- Active: 10 March 1973
- Country: Tonga
- Branch: Tongan Land Force
- Type: Marines
- Role: Light infantry
- Size: 100 Personnel
- Part of: His Majesty's Armed Forces
- Headquarters: Taliai Military Camp Fuaʻamotu
- Mottos: Terra Marique (Latin) ("Land and Sea")^{[citation needed]}

= Royal Tongan Marines =

The Royal Tongan Marines is the primary light infantry force of the His Majesty's Armed Forces of Tonga, it is headquartered at Taliai Military Camp Fuaʻamotu.

The Royal Tongan Marines are trained and equip as a Light Infantry amphibious and Counter-insurgency force that can operate in jungle, littoral and urban environments

== Operational history ==
The Royal Tongan Marines' history includes cooperating with international military forces for training and operational purposes, counterinsurgency, and peacekeeping missions.

In 2002, Royal Tongan Marines were deployed with Regional Assistance Mission to Solomon Islands, then in 2004 they sent a contingent of 45, and a third contingent in 2005.

A contingent of 45 marines from the Royal Tongan Marines participated in the Iraq War. The contingent was deployed in 2003 to support operations in Al Anbar Province.

In 2006 Royal Tongan Marines were deployed to assist local police in managing civil unrest as part of the Nuku'alofa riots.

A contingent from the Royal Tongan Marines participated in the War in Afghanistan.

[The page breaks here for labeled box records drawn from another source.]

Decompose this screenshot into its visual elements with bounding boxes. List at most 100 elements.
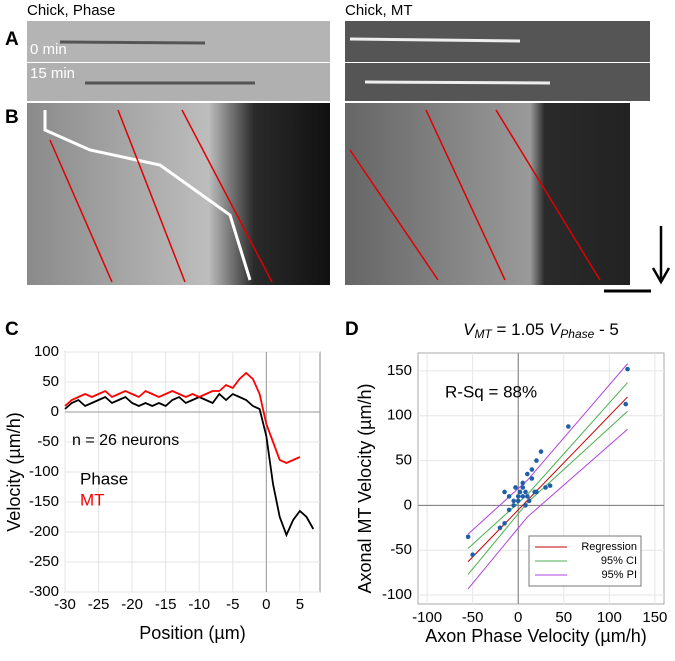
series-line	[64, 392, 315, 538]
point	[534, 458, 539, 463]
y-tick-label: -50	[390, 541, 412, 558]
y-tick-label: 50	[42, 373, 59, 390]
time-label: 0 min	[30, 41, 67, 58]
image-title: Chick, Phase	[27, 2, 115, 19]
point	[515, 494, 521, 499]
y-tick-label: -50	[37, 433, 59, 450]
legend-label: 95% CI	[601, 555, 637, 567]
legend-label: Regression	[581, 541, 637, 553]
point	[506, 494, 512, 499]
y-tick-label: -200	[29, 523, 59, 540]
time-label: 15 min	[30, 65, 75, 82]
y-tick-label: 100	[387, 407, 412, 424]
point	[523, 503, 528, 508]
point	[547, 483, 553, 488]
chart-title: VMT = 1.05 VPhase - 5	[463, 320, 619, 341]
point	[497, 525, 503, 531]
point	[502, 521, 507, 526]
trace	[43, 110, 252, 281]
point	[502, 489, 507, 495]
panel-label: A	[5, 29, 19, 50]
y-tick-label: 0	[404, 496, 412, 513]
point	[470, 552, 475, 557]
point	[515, 498, 521, 504]
x-axis-label: Position (µm)	[139, 623, 245, 643]
y-tick-label: -100	[29, 463, 59, 480]
y-tick-label: 100	[34, 343, 59, 360]
kymograph-lines	[49, 109, 601, 283]
x-tick-label: 5	[296, 596, 304, 613]
mt-kymograph	[345, 103, 630, 285]
panel-label: D	[345, 319, 359, 340]
x-tick-label: 100	[597, 609, 622, 626]
y-tick-label: 150	[387, 362, 412, 379]
point	[511, 498, 516, 504]
x-tick-label: 0	[514, 609, 522, 626]
x-tick-label: -30	[54, 596, 76, 613]
point	[566, 424, 571, 429]
point	[520, 480, 526, 486]
x-tick-label: -20	[121, 596, 143, 613]
y-tick-label: -300	[29, 583, 59, 600]
point	[511, 503, 516, 508]
micrographs	[27, 21, 671, 293]
y-axis-label: Velocity (µm/h)	[4, 412, 24, 531]
x-tick-label: -5	[226, 596, 239, 613]
point	[543, 485, 548, 490]
legend-label: 95% PI	[602, 569, 637, 581]
axon	[59, 40, 206, 45]
point	[529, 467, 535, 472]
x-tick-label: -25	[88, 596, 110, 613]
title-part: = 1.05	[492, 320, 549, 339]
fit-line	[467, 363, 628, 535]
panel-label: B	[5, 107, 19, 128]
point	[520, 494, 526, 499]
time-arrow-head	[651, 267, 671, 285]
point	[520, 485, 526, 490]
fit-line	[467, 410, 628, 575]
point	[506, 507, 512, 513]
y-tick-label: -150	[29, 493, 59, 510]
point	[625, 366, 630, 372]
legend-label: MT	[80, 490, 105, 509]
title-part: MT	[474, 327, 493, 341]
point	[623, 401, 629, 407]
y-axis-label: Axonal MT Velocity (µm/h)	[355, 383, 375, 593]
panel-label: C	[5, 319, 19, 340]
image-title: Chick, MT	[345, 2, 413, 19]
axon	[364, 80, 551, 85]
fit-line	[467, 428, 628, 590]
annotation: n = 26 neurons	[72, 432, 179, 449]
phase-kymograph	[27, 103, 330, 285]
y-tick-label: 0	[51, 403, 59, 420]
title-part: - 5	[594, 320, 619, 339]
legend-label: Phase	[80, 469, 128, 488]
x-tick-label: 50	[555, 609, 572, 626]
point	[525, 471, 530, 477]
x-tick-label: -50	[462, 609, 484, 626]
axon	[349, 37, 521, 43]
title-part: Phase	[560, 327, 594, 341]
point	[513, 485, 518, 490]
title-part: V	[549, 320, 562, 339]
y-tick-label: -100	[382, 586, 412, 603]
x-tick-label: -15	[155, 596, 177, 613]
y-tick-label: -250	[29, 553, 59, 570]
x-axis-label: Axon Phase Velocity (µm/h)	[425, 626, 646, 646]
fit-line	[467, 396, 628, 562]
point	[517, 489, 523, 495]
point	[526, 498, 532, 504]
point	[523, 489, 528, 495]
x-tick-label: -100	[412, 609, 442, 626]
point	[525, 494, 530, 499]
x-tick-label: -10	[188, 596, 210, 613]
point	[538, 449, 544, 454]
x-tick-label: 0	[262, 596, 270, 613]
point	[465, 534, 471, 540]
point	[534, 489, 539, 495]
title-part: V	[463, 320, 476, 339]
y-tick-label: 50	[395, 452, 412, 469]
x-tick-label: 150	[642, 609, 667, 626]
point	[529, 476, 535, 481]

The contingent was honoured at an awards presentation on 5 February 2008 at Al-Faw Palace.

==Unique traditions==

Royal Tongan Marines are known for performing the traditional Sipi Tau, a Tongan war dance on formal occasions, such as transfer of authority ceremonies during deployments, and a response in kind to other war dances like the Maori Haka Peruperu performed by New Zealand Defence Force personnel.

== Organization ==
The Royal Tongan Marines consists of a headquarters, with three light infantry marine platoons.